The persistent memory is exposed to the applications as memory-mapped files by the Operating System similar to the way the files on storage media like HDDs and SSDs are. But there is a huge difference in the way the normal accesses happen to a memory-mapped file on persistent memory vs a memory-mapped file on storage media.

Fig 1. Persistent Memory programming model [Reference: Andy Rudoff, Persistent Memory Programming[2017]]

How is persistent memory different from volatile DRAM memory?

Persistent memory is not anonymous like DRAM. Because the data of the applications are going to be present even after the power is off, applications need a specific way to connect to the content of the persistent memory and that is done by using the old concept of files on storage media which can be located via name and have permissions which can control which all applications can access a particular region on persistent memory. So allocation and management of persistent memory are done by the Operating Systems using the same semantics of file management on storage media providing the naming, access, and permission support along with memory-mapping the files.

How could the file-systems leverage the persistent memory semantics to provide better performance to the applications?

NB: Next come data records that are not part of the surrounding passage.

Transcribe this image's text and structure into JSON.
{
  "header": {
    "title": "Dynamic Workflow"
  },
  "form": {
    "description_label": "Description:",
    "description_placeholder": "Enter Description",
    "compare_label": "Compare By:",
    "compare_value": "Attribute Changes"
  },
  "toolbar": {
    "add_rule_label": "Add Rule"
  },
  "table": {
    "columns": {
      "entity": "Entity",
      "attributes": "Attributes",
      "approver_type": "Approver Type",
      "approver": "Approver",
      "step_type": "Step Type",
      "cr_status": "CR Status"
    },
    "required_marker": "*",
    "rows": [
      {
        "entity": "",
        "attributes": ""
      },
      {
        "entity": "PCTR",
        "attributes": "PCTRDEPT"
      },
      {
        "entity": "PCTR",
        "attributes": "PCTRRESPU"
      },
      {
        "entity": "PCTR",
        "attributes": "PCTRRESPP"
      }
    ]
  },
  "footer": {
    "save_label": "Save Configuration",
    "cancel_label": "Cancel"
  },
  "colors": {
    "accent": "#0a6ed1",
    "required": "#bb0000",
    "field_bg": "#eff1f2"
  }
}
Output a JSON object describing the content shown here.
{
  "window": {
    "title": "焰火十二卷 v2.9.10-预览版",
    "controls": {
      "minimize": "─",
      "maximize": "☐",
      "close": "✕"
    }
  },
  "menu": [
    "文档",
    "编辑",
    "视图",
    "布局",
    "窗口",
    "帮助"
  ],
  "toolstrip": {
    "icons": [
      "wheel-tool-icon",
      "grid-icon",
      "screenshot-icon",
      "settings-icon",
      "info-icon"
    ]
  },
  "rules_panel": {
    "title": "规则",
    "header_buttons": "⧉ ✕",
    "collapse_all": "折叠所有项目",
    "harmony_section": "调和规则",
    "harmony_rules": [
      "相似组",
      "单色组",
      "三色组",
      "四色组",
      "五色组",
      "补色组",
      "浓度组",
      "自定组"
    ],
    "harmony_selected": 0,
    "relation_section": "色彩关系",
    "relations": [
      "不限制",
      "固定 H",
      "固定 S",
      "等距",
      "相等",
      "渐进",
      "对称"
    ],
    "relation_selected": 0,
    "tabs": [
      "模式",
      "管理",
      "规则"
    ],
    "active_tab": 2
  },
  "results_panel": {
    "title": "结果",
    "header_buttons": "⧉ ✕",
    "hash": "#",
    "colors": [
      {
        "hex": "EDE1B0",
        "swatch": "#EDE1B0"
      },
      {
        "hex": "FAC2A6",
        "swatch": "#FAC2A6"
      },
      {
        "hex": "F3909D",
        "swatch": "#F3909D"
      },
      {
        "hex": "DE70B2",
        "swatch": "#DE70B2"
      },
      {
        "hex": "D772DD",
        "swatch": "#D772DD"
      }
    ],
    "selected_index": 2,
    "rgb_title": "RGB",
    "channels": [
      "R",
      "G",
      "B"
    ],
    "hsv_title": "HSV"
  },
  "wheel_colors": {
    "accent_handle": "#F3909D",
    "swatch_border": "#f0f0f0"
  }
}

Storage-based file blocks are cached in the main memory by the OS using the concept of system page cache. So whenever the data needs to be persisted to the storage media, it is flushed from the page cache in blocks. So there is no direct access to the storage media at a low granularity, which is why the performance for a programming writing to a file in a storage media is abysmal. The normal file systems could still be used for persistent memory, very similar to how they deal with files on storage media (accessing at block granularity).

On the other hand, there is development of persistent memory aware file-systems that allows direct access to persistent memory without using the page cache. Linux and Windows OS both provide this feature and it is known as Direct Access(DAX).

Memory mapping a file on persistent memory and accessing via load/stores

Persistent memory files can be mapped into memory using standard system calls like mmap() on Linux. After memory mapping the file, the applications can directly access persistent memory using normal load/store instructions. Once the memory mappings are set-up after the initial page-fault (minor page-fault), a way is created for applications to access persistent memory via load/stores without any involvement of kernel.

Execution of load and stores does not guarantee the persistence of data to the media. The data could be present in some level of caches or even in-flight in memory controller buffers on natural eviction from caches. But there may be a requirement for the applications to ensure the persistence of data to guarantee consistency on a system failure. Similar to how the storage-media backed files are persisted using the range-based msync() call or file-based fsync() call, they could be used to guarantee the persistence of data to the persistent memory media (NVDIMM). Internally, these calls would ensure that if the data is cached at any level of the cache hierarchy, then that is flushed to the media via memory controller. Therefore, we can understand these calls like memory barriers which ensures that all the modifications to the data belonging to persistent memory before the call point are guaranteed to have made to the media.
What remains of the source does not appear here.